Arena accumulated his 241 wins with four different teams – the Revs (39 wins), LA Galaxy (125), New York Red Bulls (16) and D.C. United (61) – and many of those battles were against longtime colleague and adversary Schmid, who sadly passed away in 2018. While Arena was, as always, reticent to highlight his own accomplishments, he spoke glowingly of his relationship with Schmid.
“I have the greatest respect for him,” Arena said. “He was a gentleman and really dedicated to the game and his players. And he was a neighbor to my son, actually, in Manhattan Beach, as well. So I’ve known Sigi for many years and, you know, we’ve had a couple beers together and all those things. It’s an honor to be associated with him.”
It’s no surprise that that’s how Arena’s players feel about him, as well. The 70-year-old joined New England as the club’s sporting director and head coach in May 2019 with the Revs floundering at the bottom of the Eastern Conference. In the two-and-a-half years since the Revs have reached the playoffs three times, advanced to the Eastern Conference Final in 2020, and set the MLS single-season points record (73) en route to their first-ever Supporters’ Shield title in 2021.
Arena has been the chief architect of that success as both the sporting director – masterminding acquisitions like Gustavo Bou, Adam Buksa, Sebastian Lletget, Matt Polster, Henry Kessler, Jozy Altidore, and others – and head coach, where his man-management skills have become legendary.
“He’s pretty remarkable,” said Andrew Farrell. “He’s come in and changed what we’ve been doing here, and I think he changed it for the better a lot. A lot of things he’s done have helped us a lot on a personal level and on the field, but it’s cool to see because he manages to make all types of people work together.
“And not just the team – the front office, the organization as a whole, the relationship with the fans. He finds the best people and figures out how to make them work together, so that’s what he’s done. I think it’s cool to see it happen upfront and personal, and obviously congrats to him. I’m sure he probably won’t – he doesn’t care if I say congrats, but I think it’s an amazing accomplishment.”
There is perhaps no better indicator of Arena’s magnetic pull than the fact that players consistently find their way back to him at various points in their careers. Just the past two years have seen Lletget, Altidore, Omar Gonzalez, A.J. DeLaGarza, and Emmanuel Boateng all reunite with Arena having played under him at previous clubs.

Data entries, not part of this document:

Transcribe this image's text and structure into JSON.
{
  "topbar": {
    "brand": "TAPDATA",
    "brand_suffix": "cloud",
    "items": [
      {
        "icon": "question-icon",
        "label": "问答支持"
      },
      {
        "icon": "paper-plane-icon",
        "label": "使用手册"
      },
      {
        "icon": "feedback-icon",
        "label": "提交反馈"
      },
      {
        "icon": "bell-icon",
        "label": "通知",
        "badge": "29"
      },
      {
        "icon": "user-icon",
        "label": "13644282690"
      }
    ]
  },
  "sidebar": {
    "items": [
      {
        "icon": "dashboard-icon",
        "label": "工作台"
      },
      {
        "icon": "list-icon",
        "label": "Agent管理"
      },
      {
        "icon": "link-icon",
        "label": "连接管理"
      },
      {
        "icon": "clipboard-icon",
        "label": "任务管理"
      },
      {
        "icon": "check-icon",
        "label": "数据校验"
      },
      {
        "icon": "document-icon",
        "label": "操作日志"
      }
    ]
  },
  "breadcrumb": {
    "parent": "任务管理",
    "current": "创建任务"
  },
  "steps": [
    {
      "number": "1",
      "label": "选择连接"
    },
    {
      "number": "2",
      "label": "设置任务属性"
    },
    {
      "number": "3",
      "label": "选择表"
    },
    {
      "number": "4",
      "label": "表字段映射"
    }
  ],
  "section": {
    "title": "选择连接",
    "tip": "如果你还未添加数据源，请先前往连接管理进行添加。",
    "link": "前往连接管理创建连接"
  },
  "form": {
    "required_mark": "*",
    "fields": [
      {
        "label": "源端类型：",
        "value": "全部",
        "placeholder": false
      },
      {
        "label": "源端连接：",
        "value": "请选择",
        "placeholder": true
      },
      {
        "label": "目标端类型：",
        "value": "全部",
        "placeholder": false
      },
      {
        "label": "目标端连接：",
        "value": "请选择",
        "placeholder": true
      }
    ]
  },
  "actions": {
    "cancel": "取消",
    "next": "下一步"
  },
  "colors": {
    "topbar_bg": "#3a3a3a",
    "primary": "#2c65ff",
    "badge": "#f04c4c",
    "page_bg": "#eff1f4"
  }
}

While Arena is always quick to point to his players as the primary reason that he has been so successful during 18 seasons in MLS – having secured his first-ever MLS win back on May 1, 1996, coaching D.C. United to a 3-1 win over the Dallas Burn – those players know that Arena has always been the maestro pulling all the strings and pushing all the right buttons.
“Everybody knows what he’s about,” said Altidore. “I think a big, big part of professional sports is man management. You’ve got egos, you’ve got pros, you’ve got guys that have been around. And when you’re able to do that well, which I think he’s mastered, you’re always going to have guys that want to play for you. I think this team is no different. I think you see guys fighting up until the very, very last bounce of the ball. That’s a testament to the environment, the team environment that’s here.
“So, it’s a huge congratulations to him. We’re all very happy for him and we just keep moving on.”